John is very interested in decreasing the amount of Reliable Red apples in his recipes by 2 and increasing the amount of Gregarious Green apples by 4. We can think of this change as the vector \(\vec{a}^\ast = [4.0, -2.0]\), which we can normalize and place on the unit circle:
John’s proposed change is now illustrated as a maroon arrow.
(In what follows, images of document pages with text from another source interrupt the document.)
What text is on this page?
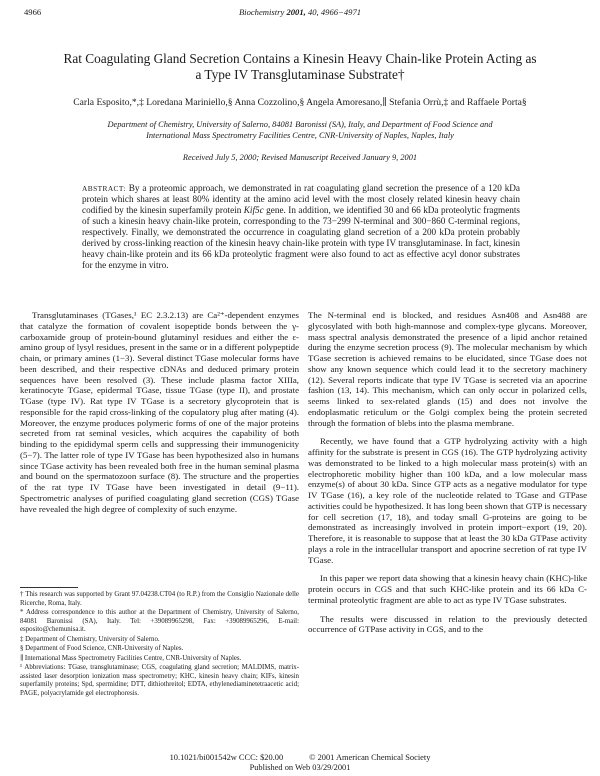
4966	Biochemistry 2001, 40, 4966−4971
Rat Coagulating Gland Secretion Contains a Kinesin Heavy Chain-like Protein Acting as a Type IV Transglutaminase Substrate†
Carla Esposito,*,‡ Loredana Mariniello,§ Anna Cozzolino,§ Angela Amoresano,∥ Stefania Orrù,‡ and Raffaele Porta§
Department of Chemistry, University of Salerno, 84081 Baronissi (SA), Italy, and Department of Food Science and
International Mass Spectrometry Facilities Centre, CNR-University of Naples, Naples, Italy
Received July 5, 2000; Revised Manuscript Received January 9, 2001
ABSTRACT: By a proteomic approach, we demonstrated in rat coagulating gland secretion the presence of a 120 kDa protein which shares at least 80% identity at the amino acid level with the most closely related kinesin heavy chain codified by the kinesin superfamily protein Kif5c gene. In addition, we identified 30 and 66 kDa proteolytic fragments of such a kinesin heavy chain-like protein, corresponding to the 73−299 N-terminal and 300−860 C-terminal regions, respectively. Finally, we demonstrated the occurrence in coagulating gland secretion of a 200 kDa protein probably derived by cross-linking reaction of the kinesin heavy chain-like protein with type IV transglutaminase. In fact, kinesin heavy chain-like protein and its 66 kDa proteolytic fragment were also found to act as effective acyl donor substrates for the enzyme in vitro.

Transglutaminases (TGases,¹ EC 2.3.2.13) are Ca²⁺-dependent enzymes that catalyze the formation of covalent isopeptide bonds between the γ-carboxamide group of protein-bound glutaminyl residues and either the ε-amino group of lysyl residues, present in the same or in a different polypeptide chain, or primary amines (1−3). Several distinct TGase molecular forms have been described, and their respective cDNAs and deduced primary protein sequences have been resolved (3). These include plasma factor XIIIa, keratinocyte TGase, epidermal TGase, tissue TGase (type II), and prostate TGase (type IV). Rat type IV TGase is a secretory glycoprotein that is responsible for the rapid cross-linking of the copulatory plug after mating (4). Moreover, the enzyme produces polymeric forms of one of the major proteins secreted from rat seminal vesicles, which acquires the capability of both binding to the epididymal sperm cells and suppressing their immunogenicity (5−7). The latter role of type IV TGase has been hypothesized also in humans since TGase activity has been revealed both free in the human seminal plasma and bound on the spermatozoon surface (8). The structure and the properties of the rat type IV TGase have been investigated in detail (9−11). Spectrometric analyses of purified coagulating gland secretion (CGS) TGase have revealed the high degree of complexity of such enzyme.

The N-terminal end is blocked, and residues Asn408 and Asn488 are glycosylated with both high-mannose and complex-type glycans. Moreover, mass spectral analysis demonstrated the presence of a lipid anchor retained during the enzyme secretion process (9). The molecular mechanism by which TGase secretion is achieved remains to be elucidated, since TGase does not show any known sequence which could lead it to the secretory machinery (12). Several reports indicate that type IV TGase is secreted via an apocrine fashion (13, 14). This mechanism, which can only occur in polarized cells, seems linked to sex-related glands (15) and does not involve the endoplasmatic reticulum or the Golgi complex being the protein secreted through the formation of blebs into the plasma membrane.

Recently, we have found that a GTP hydrolyzing activity with a high affinity for the substrate is present in CGS (16). The GTP hydrolyzing activity was demonstrated to be linked to a high molecular mass protein(s) with an electrophoretic mobility higher than 100 kDa, and a low molecular mass enzyme(s) of about 30 kDa. Since GTP acts as a negative modulator for type IV TGase (16), a key role of the nucleotide related to TGase and GTPase activities could be hypothesized. It has long been shown that GTP is necessary for cell secretion (17, 18), and today small G-proteins are going to be demonstrated as increasingly involved in protein import−export (19, 20). Therefore, it is reasonable to suppose that at least the 30 kDa GTPase activity plays a role in the intracellular transport and apocrine secretion of rat type IV TGase.

In this paper we report data showing that a kinesin heavy chain (KHC)-like protein occurs in CGS and that such KHC-like protein and its 66 kDa C-terminal proteolytic fragment are able to act as type IV TGase substrates.

The results were discussed in relation to the previously detected occurrence of GTPase activity in CGS, and to the

† This research was supported by Grant 97.04238.CT04 (to R.P.) from the Consiglio Nazionale delle Ricerche, Roma, Italy.

* Address correspondence to this author at the Department of Chemistry, University of Salerno, 84081 Baronissi (SA), Italy. Tel: +39089965298, Fax: +39089965296, E-mail: esposito@chemunisa.it.

‡ Department of Chemistry, University of Salerno.

§ Department of Food Science, CNR-University of Naples.

∥ International Mass Spectrometry Facilities Centre, CNR-University of Naples.

¹ Abbreviations: TGase, transglutaminase; CGS, coagulating gland secretion; MALDIMS, matrix-assisted laser desorption ionization mass spectrometry; KHC, kinesin heavy chain; KIFs, kinesin superfamily proteins; Spd, spermidine; DTT, dithiothreitol; EDTA, ethylenediaminetetraacetic acid; PAGE, polyacrylamide gel electrophoresis.

10.1021/bi001542w CCC: $20.00	© 2001 American Chemical Society
Published on Web 03/29/2001
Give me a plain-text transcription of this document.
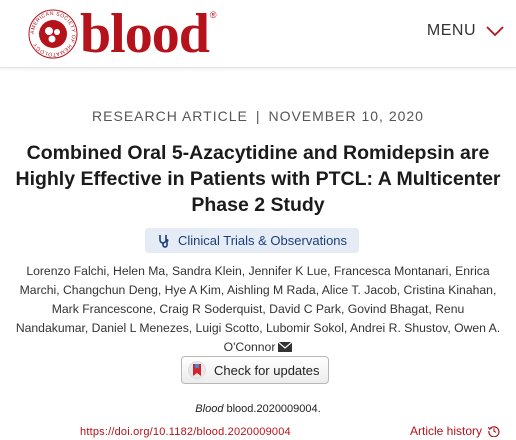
AMERICAN SOCIETY OF HEMATOLOGY blood ®
MENU
RESEARCH ARTICLE | NOVEMBER 10, 2020
Combined Oral 5-Azacytidine and Romidepsin are Highly Effective in Patients with PTCL: A Multicenter Phase 2 Study
Clinical Trials & Observations

Lorenzo Falchi, Helen Ma, Sandra Klein, Jennifer K Lue, Francesca Montanari, Enrica Marchi, Changchun Deng, Hye A Kim, Aishling M Rada, Alice T. Jacob, Cristina Kinahan, Mark Francescone, Craig R Soderquist, David C Park, Govind Bhagat, Renu Nandakumar, Daniel L Menezes, Luigi Scotto, Lubomir Sokol, Andrei R. Shustov, Owen A. O'Connor

Check for updates
Blood blood.2020009004.
https://doi.org/10.1182/blood.2020009004	Article history
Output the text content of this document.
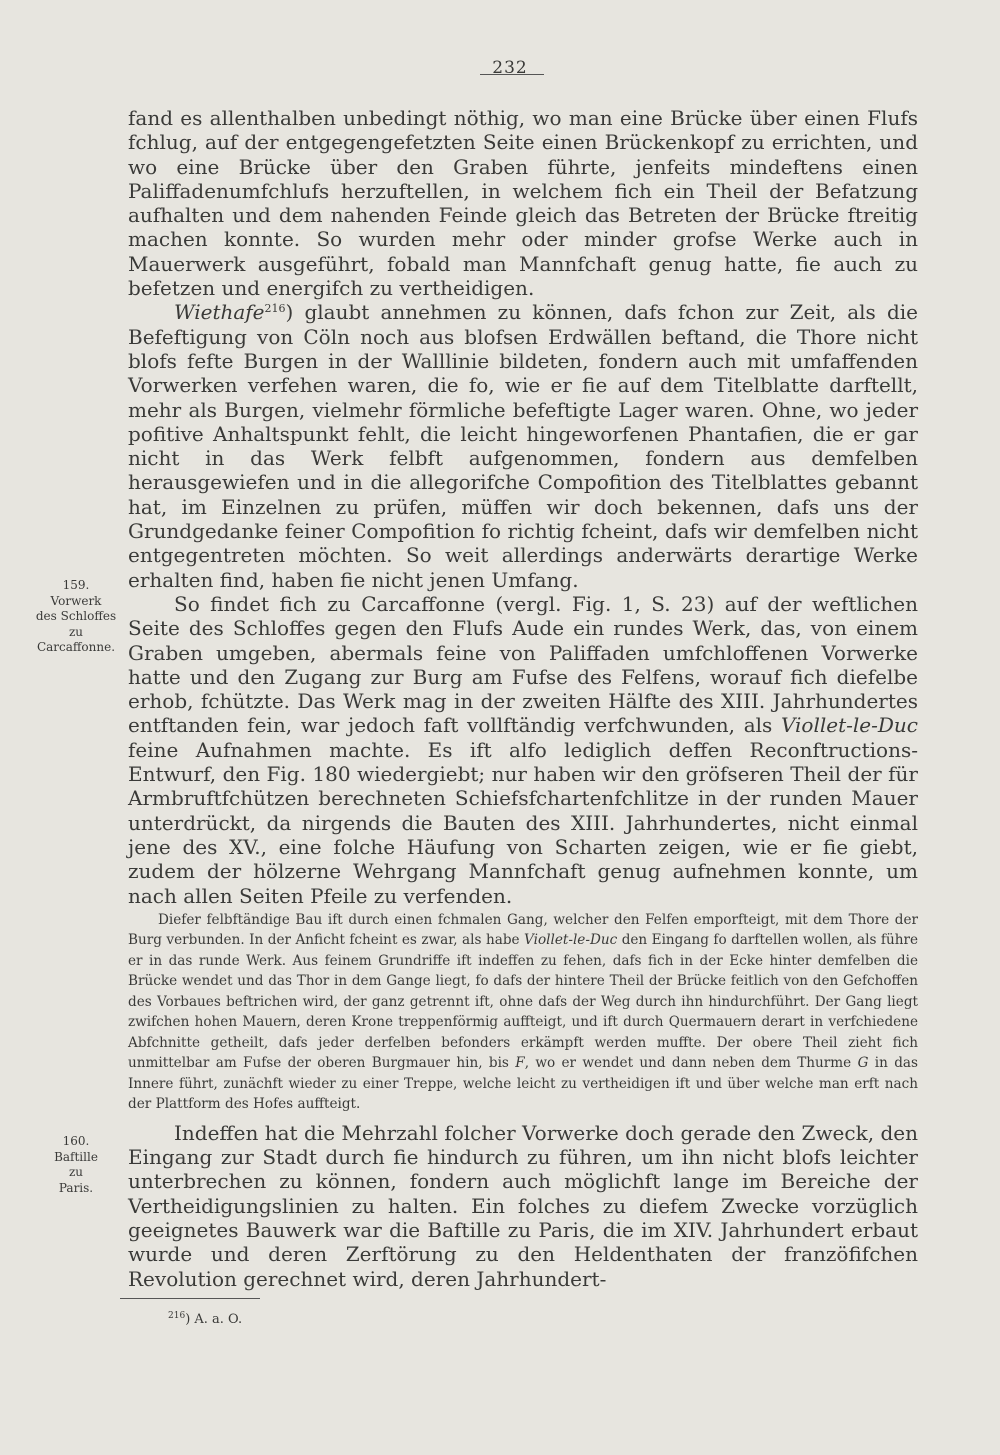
232
159.
Vorwerk
des Schloffes
zu
Carcaffonne.
160.
Baftille
zu
Paris.

fand es allenthalben unbedingt nöthig, wo man eine Brücke über einen Flufs fchlug, auf der entgegengefetzten Seite einen Brückenkopf zu errichten, und wo eine Brücke über den Graben führte, jenfeits mindeftens einen Paliffadenumfchlufs herzuftellen, in welchem fich ein Theil der Befatzung aufhalten und dem nahenden Feinde gleich das Betreten der Brücke ftreitig machen konnte. So wurden mehr oder minder grofse Werke auch in Mauerwerk ausgeführt, fobald man Mannfchaft genug hatte, fie auch zu befetzen und energifch zu vertheidigen.

Wiethafe$^{216}$) glaubt annehmen zu können, dafs fchon zur Zeit, als die Befeftigung von Cöln noch aus blofsen Erdwällen beftand, die Thore nicht blofs fefte Burgen in der Walllinie bildeten, fondern auch mit umfaffenden Vorwerken verfehen waren, die fo, wie er fie auf dem Titelblatte darftellt, mehr als Burgen, vielmehr förmliche befeftigte Lager waren. Ohne, wo jeder pofitive Anhaltspunkt fehlt, die leicht hingeworfenen Phantafien, die er gar nicht in das Werk felbft aufgenommen, fondern aus demfelben herausgewiefen und in die allegorifche Compofition des Titelblattes gebannt hat, im Einzelnen zu prüfen, müffen wir doch bekennen, dafs uns der Grundgedanke feiner Compofition fo richtig fcheint, dafs wir demfelben nicht entgegentreten möchten. So weit allerdings anderwärts derartige Werke erhalten find, haben fie nicht jenen Umfang.

So findet fich zu Carcaffonne (vergl. Fig. 1, S. 23) auf der weftlichen Seite des Schloffes gegen den Flufs Aude ein rundes Werk, das, von einem Graben umgeben, abermals feine von Paliffaden umfchloffenen Vorwerke hatte und den Zugang zur Burg am Fufse des Felfens, worauf fich diefelbe erhob, fchützte. Das Werk mag in der zweiten Hälfte des XIII. Jahrhundertes entftanden fein, war jedoch faft vollftändig verfchwunden, als Viollet-le-Duc feine Aufnahmen machte. Es ift alfo lediglich deffen Reconftructions-Entwurf, den Fig. 180 wiedergiebt; nur haben wir den gröfseren Theil der für Armbruftfchützen berechneten Schiefsfchartenfchlitze in der runden Mauer unterdrückt, da nirgends die Bauten des XIII. Jahrhundertes, nicht einmal jene des XV., eine folche Häufung von Scharten zeigen, wie er fie giebt, zudem der hölzerne Wehrgang Mannfchaft genug aufnehmen konnte, um nach allen Seiten Pfeile zu verfenden.

Diefer felbftändige Bau ift durch einen fchmalen Gang, welcher den Felfen emporfteigt, mit dem Thore der Burg verbunden. In der Anficht fcheint es zwar, als habe Viollet-le-Duc den Eingang fo darftellen wollen, als führe er in das runde Werk. Aus feinem Grundriffe ift indeffen zu fehen, dafs fich in der Ecke hinter demfelben die Brücke wendet und das Thor in dem Gange liegt, fo dafs der hintere Theil der Brücke feitlich von den Gefchoffen des Vorbaues beftrichen wird, der ganz getrennt ift, ohne dafs der Weg durch ihn hindurchführt. Der Gang liegt zwifchen hohen Mauern, deren Krone treppenförmig auffteigt, und ift durch Quermauern derart in verfchiedene Abfchnitte getheilt, dafs jeder derfelben befonders erkämpft werden muffte. Der obere Theil zieht fich unmittelbar am Fufse der oberen Burgmauer hin, bis F, wo er wendet und dann neben dem Thurme G in das Innere führt, zunächft wieder zu einer Treppe, welche leicht zu vertheidigen ift und über welche man erft nach der Plattform des Hofes auffteigt.

Indeffen hat die Mehrzahl folcher Vorwerke doch gerade den Zweck, den Eingang zur Stadt durch fie hindurch zu führen, um ihn nicht blofs leichter unterbrechen zu können, fondern auch möglichft lange im Bereiche der Vertheidigungslinien zu halten. Ein folches zu diefem Zwecke vorzüglich geeignetes Bauwerk war die Baftille zu Paris, die im XIV. Jahrhundert erbaut wurde und deren Zerftörung zu den Heldenthaten der franzöfifchen Revolution gerechnet wird, deren Jahrhundert-

$^{216}$) A. a. O.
We can see that the effect John proposed increases the quality of recipe 2 but has no effect on recipe 1.
Another idea John had was to decrease the amount the number of Reliable Red apples while keeping the number of Gregarious Green apples the same:
We see that only decreasing the amount of Reliable Red apples decreases the quality of both recipes!
John is now pretty sure he’ll be able to use this SVD framework to analyze if he can change his recipes slightly while keeping the quality of his pie recipes consistent.
The notebook for all of the code can be found HERE.
Final Words
The Singular Value decomposition is a very powerful tool, and this is only one way I’ve thought of to interpret and visualize the results.
This post is heavily inspired by an article I wrote when in dr. Cory Simon’s lab at Oregon State University2, in which this same interpretation was used to analyze the effectiveness of sensor arrays with metal-organic frameworks (MOFs).
The visualizations went one step further than what I’ve shown here, so if you’re interested in more ideas on how the SVD is applied, please take a look at that paper.
Another aspect I looked at in the paper was the concept of the condition number of the matrix, which is outside of the scope of this blogpost.
We published the code used for the paper on Github, and the link can be found in the article.